Pointée du doigt pour sa gestion de la crise sanitaire, l’UE s’attire les critiques de ses administrés y compris en France, a admis Michel Barnier lors d’un colloque au Touquet.
L’ancien négociateur du Brexit côté bruxellois craint le ras-bol des Français face à une Europe jugée trop «bureaucratique», mais également défaillante en matière d’immigration et de contrôle des frontières. Une «colère sociale» qui réveille les envies de Frexit dans certaines régions, selon l’ancien ministre.
«On peut se demander pourquoi dans certains cas, une majorité de citoyens votent contre Bruxelles, au point de vouloir quitter l’UE, non seulement au Royaume-Uni, mais ici en France, dans les régions du nord ou de l’est […]. Nous pourrions tirer les leçons du Brexit pour nous-mêmes. Il est trop tard pour le Royaume-Uni mais pas pour nous», a déclaré Michel Barnier lors de ce colloque.
L’ancien ministre a souligné qu’il importait de «comprendre pourquoi» les Britanniques avaient voté à 52% en faveur d’une sortie de l’UE, afin de mieux «rassurer» les Européens restants. Outre la gestion des flux migratoires, Michel Barnier a également pointé du doigt les «dérives de la mondialisation» et la ligne économique «souvent ultra-libérale» de l’Europe.
Alors que le Vieux Continent reste tributaire des livraisons de vaccins anti-Covid étrangers, comme le prouve le déploiement retardé de la préparation de Johnson & Johnson, l’ancien Monsieur Brexit a préconisé d’accentuer les efforts de recherche et de production dans le domaine de la santé.
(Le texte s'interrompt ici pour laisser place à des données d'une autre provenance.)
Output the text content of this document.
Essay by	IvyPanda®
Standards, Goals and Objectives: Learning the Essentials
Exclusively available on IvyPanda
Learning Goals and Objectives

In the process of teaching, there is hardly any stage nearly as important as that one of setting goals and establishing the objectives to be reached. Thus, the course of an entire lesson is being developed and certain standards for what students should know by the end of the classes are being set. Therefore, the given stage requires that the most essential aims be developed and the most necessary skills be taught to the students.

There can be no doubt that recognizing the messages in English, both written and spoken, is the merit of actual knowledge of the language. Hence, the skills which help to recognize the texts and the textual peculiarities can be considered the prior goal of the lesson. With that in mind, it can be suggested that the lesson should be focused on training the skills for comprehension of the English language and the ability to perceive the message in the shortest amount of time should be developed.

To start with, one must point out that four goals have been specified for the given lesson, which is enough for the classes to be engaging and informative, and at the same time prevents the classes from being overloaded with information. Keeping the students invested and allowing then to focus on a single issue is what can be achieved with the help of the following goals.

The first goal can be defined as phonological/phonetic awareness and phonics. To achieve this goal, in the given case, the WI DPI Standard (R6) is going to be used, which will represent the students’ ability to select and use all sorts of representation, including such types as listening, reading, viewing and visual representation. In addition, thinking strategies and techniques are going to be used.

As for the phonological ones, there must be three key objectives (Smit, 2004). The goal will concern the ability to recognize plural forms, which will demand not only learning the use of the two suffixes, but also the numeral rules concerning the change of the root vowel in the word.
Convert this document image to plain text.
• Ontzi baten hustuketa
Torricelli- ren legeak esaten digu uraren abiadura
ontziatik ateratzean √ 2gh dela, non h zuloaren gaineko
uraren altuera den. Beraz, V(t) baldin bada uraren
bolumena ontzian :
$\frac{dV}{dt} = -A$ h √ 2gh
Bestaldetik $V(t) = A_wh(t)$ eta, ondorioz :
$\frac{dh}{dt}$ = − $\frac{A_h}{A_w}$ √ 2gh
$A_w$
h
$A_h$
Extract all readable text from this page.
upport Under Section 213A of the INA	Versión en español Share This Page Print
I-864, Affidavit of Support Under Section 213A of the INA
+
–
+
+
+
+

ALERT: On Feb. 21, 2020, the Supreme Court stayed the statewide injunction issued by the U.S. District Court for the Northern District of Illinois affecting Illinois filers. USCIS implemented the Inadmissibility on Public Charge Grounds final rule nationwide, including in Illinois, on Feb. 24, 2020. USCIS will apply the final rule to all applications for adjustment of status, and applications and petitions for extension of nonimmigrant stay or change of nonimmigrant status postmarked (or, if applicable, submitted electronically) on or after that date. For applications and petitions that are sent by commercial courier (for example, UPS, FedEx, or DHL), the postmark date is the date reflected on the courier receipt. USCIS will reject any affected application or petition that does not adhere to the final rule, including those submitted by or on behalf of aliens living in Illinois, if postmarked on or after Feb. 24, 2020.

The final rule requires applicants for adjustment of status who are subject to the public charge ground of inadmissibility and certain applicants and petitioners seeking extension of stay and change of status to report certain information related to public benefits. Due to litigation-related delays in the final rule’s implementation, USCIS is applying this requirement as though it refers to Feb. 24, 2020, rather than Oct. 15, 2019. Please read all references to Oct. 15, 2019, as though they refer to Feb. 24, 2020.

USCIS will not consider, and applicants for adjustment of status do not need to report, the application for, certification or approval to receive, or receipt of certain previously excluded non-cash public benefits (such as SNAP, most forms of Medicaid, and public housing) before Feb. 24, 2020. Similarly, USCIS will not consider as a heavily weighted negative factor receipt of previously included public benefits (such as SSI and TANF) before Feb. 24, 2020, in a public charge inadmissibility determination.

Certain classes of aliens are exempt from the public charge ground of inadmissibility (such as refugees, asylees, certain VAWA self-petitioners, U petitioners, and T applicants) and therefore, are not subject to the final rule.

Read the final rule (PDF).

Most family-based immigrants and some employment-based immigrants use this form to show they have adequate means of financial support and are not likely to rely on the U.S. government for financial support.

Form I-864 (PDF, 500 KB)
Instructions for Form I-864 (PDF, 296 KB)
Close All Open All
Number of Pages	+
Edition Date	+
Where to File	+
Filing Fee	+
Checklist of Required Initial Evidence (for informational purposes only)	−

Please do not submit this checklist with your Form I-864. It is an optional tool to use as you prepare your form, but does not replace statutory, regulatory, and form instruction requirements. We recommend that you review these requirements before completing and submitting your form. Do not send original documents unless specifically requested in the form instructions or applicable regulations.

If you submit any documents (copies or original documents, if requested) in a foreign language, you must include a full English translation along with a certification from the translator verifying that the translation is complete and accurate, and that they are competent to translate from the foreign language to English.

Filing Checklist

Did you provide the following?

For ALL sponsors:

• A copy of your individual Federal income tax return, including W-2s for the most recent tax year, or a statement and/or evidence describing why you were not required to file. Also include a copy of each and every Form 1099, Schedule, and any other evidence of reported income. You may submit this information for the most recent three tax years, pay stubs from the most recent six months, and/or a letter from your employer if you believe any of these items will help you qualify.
Le risque d’être «exclue de la table»
Michel Barnier a également insisté sur la nécessité pour les Européens de peser «ensemble» à la table des négociations, dans un monde où la géopolitique s’est redessinée. Le responsable a mis l’accent sur l’émergence de nouvelles puissances, avec lesquelles l’UE doit désormais composer.
«Des pays ont fini d’émerger et sont autour de la table, la Chine, l’Inde, le Brésil, la Russie. De grands pays continents, qui ont suffisamment de ressources, d’espace, de population pour compter tout seul et participer à l’ordre ou au désordre du monde. La question pour l’Europe est "comment fait-on à cette table?". Comment défend-on nos intérêts, nos valeurs, sans complexe?», a déclaré Michel Barnier au Touquet.
L’ancien ministre a souligné le risque pour l’Europe d’être «exclue» de cette grande table et de devenir le «sous-traitant» de ces nouveaux acteurs qui «ne demandent plus la permission» pour s’affirmer.
Pour «remettre l’Europe dans le bon sens», Michel Barnier a donc appelé la France à assumer ses responsabilités et à sortir de la «naïveté européenne», durant le premier semestre 2022, où elle assurera la présidence de l’UE.